I hear it time and time again: "Eating healthy is SO expensive." The truth is, it can be but it doesn't have to be! You would be surprised how much money you can actually save by eating real, whole foods (and your body will greatly thank you at the same time). There are a few tricks of the trade I am willing to share with you all so that together, we can all eat nutritious and delicious meals without breaking the bank.
1. Stick to your meal plan. Ideally we are making weekly meal plans that coincide with our individual lifestyles. From these meal plans come our ever so detailed and organized shopping lists. Make you sure note not only what items you need to buy but also how many of each item. To really save big here, purchase only those items on your grocery list. That is all you came for. You should have an exact amount of every ingredient you need. If you only need a ½ cup of cashews-only purchase ½ cup cashews. Steer clear of the “just in case” splurges. 2 cups of cashews is a lot more expensive compared to the small amount you actually need.
2. Shop Seasonally. Seasonal produce is much more affordable compared to out of season stock so shop according to the weather changes. There are tons of recipes out there featuring all seasonal produce so I promise-you will not get bored eating the same foods! Seasonal produce is also easier to get locally and supporting our local farmers is one of the best things we can do! Check out any farmer’s market to buy local and get the best quality of produce while you are at it!
3. Get a variety of protein. Animal protein is not the only source of protein so open your nutritional horizons and play around with those plant based sources as well. Meat and dairy make a hefty dent in the wallet (especially if you are going the organic, grass-fed, antibiotic and hormone free and ethically raised route-which is ideal). And guess what? We just don’t need animal protein with every meal. Protein is very important but we don’t need the massive amounts we are led to believe we need. Opt for a variety of quality sources and that includes everything I listed in the following chart.
*Please note that some of the plant based sources (like hemp hearts or spirulina powder) can seem like a more expensive purchase initially. Keep in mind that we need very little of these sources to provide us with a quality amount of protein. In turn, these items can last us for months at a time and all for the same price of your animal protein that would last you for only a week-if that). .
4. Use the same produce all week. When you plan your meals for the week pick a couple of fruits for your snacks, smoothies, or to compliment some meals and stick to those choices for the whole week. The same goes for vegetables. Pick 5 different vegetables you want to use for the week and find you’re few recipes that use those same veggies. For example snack on apples and bananas one week then go for berries and oranges the following week. Use eggplant, tomatoes, leeks, asparagus, and spinach in your recipes for one week and then change them up the following week. This avoids purchasing one of everything which can add up quickly (and get overwhelming once you are in the kitchen).
5. Compare prices. If you tend to hit up a few different supermarkets make sure to look at the prices for those staple items of yours. A few dollars can go a long way! For example, at Superstore (where things are usually cheaper) a bag of Bob Red Mill’s almond meal is $15.99 where it is only $10.99 at Co-op.
6. Keep your kitchen organized. So as long as your fridge, pantry, and cupboards are clean and organized you avoid the risk of buying items that you already have in stock. Make everything visible and label your items if that helps you. A lot of money goes to waste due to disorganization (trust me on this one)!
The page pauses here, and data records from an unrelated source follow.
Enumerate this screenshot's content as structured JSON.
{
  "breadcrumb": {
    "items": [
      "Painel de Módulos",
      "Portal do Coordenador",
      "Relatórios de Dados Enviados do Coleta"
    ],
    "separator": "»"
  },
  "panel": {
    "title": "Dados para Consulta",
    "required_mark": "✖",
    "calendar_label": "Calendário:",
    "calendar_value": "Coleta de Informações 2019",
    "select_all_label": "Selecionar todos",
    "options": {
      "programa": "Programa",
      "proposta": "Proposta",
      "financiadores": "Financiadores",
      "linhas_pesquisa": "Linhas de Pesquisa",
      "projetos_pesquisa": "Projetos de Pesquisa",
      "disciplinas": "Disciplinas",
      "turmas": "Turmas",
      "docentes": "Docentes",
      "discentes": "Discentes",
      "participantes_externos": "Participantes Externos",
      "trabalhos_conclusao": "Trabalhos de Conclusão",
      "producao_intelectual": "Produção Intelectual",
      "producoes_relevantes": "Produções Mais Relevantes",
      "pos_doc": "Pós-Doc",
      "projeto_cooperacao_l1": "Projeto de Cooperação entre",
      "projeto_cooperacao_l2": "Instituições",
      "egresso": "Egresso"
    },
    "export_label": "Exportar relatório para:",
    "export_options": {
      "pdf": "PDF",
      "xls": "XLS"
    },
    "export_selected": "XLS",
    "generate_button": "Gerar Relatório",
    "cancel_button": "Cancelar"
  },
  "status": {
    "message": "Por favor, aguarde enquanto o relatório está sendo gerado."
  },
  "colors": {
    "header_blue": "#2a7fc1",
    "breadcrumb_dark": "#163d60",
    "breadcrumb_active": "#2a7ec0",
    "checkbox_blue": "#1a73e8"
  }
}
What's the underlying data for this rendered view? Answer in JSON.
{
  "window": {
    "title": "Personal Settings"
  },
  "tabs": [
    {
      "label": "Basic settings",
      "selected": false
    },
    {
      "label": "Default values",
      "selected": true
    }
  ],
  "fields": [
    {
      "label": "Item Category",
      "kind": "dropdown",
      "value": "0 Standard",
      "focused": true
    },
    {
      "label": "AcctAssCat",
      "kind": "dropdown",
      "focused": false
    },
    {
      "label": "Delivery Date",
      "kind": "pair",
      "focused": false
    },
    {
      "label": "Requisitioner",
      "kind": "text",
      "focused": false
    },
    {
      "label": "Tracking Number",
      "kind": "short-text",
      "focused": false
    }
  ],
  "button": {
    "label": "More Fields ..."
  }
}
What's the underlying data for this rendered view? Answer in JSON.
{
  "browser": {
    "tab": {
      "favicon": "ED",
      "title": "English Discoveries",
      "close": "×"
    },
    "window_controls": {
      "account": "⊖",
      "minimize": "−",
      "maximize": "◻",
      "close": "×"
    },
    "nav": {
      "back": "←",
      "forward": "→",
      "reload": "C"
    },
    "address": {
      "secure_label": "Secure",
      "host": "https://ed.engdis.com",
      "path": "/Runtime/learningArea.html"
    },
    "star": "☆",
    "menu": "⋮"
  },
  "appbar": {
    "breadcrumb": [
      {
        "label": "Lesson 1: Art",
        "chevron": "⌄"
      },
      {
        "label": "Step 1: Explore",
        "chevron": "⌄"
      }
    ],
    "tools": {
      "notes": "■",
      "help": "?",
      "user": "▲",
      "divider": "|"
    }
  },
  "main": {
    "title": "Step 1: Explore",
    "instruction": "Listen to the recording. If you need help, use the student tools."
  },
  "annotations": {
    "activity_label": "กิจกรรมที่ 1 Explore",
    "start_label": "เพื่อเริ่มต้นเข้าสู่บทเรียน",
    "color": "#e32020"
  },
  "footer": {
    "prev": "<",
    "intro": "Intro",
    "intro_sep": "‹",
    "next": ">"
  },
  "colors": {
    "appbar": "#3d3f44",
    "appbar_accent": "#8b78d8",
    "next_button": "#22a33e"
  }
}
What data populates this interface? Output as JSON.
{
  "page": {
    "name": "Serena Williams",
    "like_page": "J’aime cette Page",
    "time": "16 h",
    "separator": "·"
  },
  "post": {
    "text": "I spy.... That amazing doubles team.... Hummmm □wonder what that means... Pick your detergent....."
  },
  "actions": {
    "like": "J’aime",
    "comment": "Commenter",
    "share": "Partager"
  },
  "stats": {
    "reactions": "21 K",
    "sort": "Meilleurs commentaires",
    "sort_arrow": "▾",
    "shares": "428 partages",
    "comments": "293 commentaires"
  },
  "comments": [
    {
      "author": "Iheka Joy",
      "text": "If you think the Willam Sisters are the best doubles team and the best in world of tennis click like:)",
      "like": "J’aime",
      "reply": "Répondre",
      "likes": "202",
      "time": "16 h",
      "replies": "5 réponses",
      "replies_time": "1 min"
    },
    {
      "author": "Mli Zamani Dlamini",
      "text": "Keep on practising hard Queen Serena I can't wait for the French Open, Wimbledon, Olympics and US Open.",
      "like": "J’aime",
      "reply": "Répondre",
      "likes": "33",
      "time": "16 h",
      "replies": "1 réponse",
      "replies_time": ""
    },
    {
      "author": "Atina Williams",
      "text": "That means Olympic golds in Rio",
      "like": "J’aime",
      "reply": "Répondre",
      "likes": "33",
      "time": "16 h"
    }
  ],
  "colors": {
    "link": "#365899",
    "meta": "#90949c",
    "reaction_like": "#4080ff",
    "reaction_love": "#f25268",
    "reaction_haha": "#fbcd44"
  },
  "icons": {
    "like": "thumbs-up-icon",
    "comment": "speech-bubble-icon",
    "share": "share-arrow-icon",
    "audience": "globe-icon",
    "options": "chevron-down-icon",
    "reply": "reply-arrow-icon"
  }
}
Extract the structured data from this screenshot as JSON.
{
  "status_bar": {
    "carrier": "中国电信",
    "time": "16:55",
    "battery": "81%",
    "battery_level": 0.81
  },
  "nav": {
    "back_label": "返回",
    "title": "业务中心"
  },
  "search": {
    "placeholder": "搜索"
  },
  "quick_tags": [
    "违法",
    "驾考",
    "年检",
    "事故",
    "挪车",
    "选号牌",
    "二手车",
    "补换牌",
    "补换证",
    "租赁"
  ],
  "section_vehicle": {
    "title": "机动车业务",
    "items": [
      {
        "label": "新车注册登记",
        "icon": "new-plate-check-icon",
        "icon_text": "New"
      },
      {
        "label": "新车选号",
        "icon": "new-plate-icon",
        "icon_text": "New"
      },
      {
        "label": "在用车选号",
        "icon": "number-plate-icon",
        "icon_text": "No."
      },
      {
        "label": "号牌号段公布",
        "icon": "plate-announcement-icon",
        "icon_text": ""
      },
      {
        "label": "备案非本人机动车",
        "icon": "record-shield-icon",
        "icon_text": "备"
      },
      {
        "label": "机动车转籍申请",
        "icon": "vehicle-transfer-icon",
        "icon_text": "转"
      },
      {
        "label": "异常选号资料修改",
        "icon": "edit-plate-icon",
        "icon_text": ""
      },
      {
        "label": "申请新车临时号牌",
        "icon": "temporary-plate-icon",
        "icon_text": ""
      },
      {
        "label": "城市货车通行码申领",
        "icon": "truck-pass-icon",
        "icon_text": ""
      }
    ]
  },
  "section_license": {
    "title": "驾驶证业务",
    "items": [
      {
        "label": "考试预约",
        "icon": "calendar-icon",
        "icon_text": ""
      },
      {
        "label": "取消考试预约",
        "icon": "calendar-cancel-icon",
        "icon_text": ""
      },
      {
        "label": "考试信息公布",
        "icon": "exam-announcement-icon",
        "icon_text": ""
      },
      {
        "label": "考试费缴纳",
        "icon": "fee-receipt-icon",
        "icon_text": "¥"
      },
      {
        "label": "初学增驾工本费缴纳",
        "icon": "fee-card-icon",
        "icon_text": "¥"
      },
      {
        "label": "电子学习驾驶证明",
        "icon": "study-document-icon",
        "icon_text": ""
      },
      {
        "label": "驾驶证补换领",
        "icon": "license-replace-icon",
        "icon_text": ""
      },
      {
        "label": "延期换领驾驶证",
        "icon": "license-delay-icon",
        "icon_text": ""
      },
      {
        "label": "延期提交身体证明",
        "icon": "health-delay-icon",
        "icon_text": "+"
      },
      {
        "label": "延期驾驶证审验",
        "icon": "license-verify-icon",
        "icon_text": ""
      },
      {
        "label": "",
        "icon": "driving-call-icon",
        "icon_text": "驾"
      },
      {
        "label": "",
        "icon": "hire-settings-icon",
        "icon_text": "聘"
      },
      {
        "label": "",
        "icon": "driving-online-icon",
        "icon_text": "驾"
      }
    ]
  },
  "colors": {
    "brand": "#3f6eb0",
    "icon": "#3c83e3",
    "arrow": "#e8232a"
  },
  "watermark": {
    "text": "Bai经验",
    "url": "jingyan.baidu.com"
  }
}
7. Buy in bulk. If you have certain staple items that you use all the time try finding them in bulk. We buy a lot from Costco if we know we can use it up in time. We are spinach lovers so I like buying my spinach in bulk from Costco. We also do this with some fruit (including frozen), oils, nut butters, some flours, coconut palm sugar, etc. Buying in bulk is generally cheaper but not when we are wasting. Only buy what you know you will use.
*You can even go dutch here. If you know of a friend or family that uses the same products as you, see if they would be willing to split those bulk purchases with you.
What are your favourite ways to save money when it comes to eating right? How do you and your family stay on track and within the budget?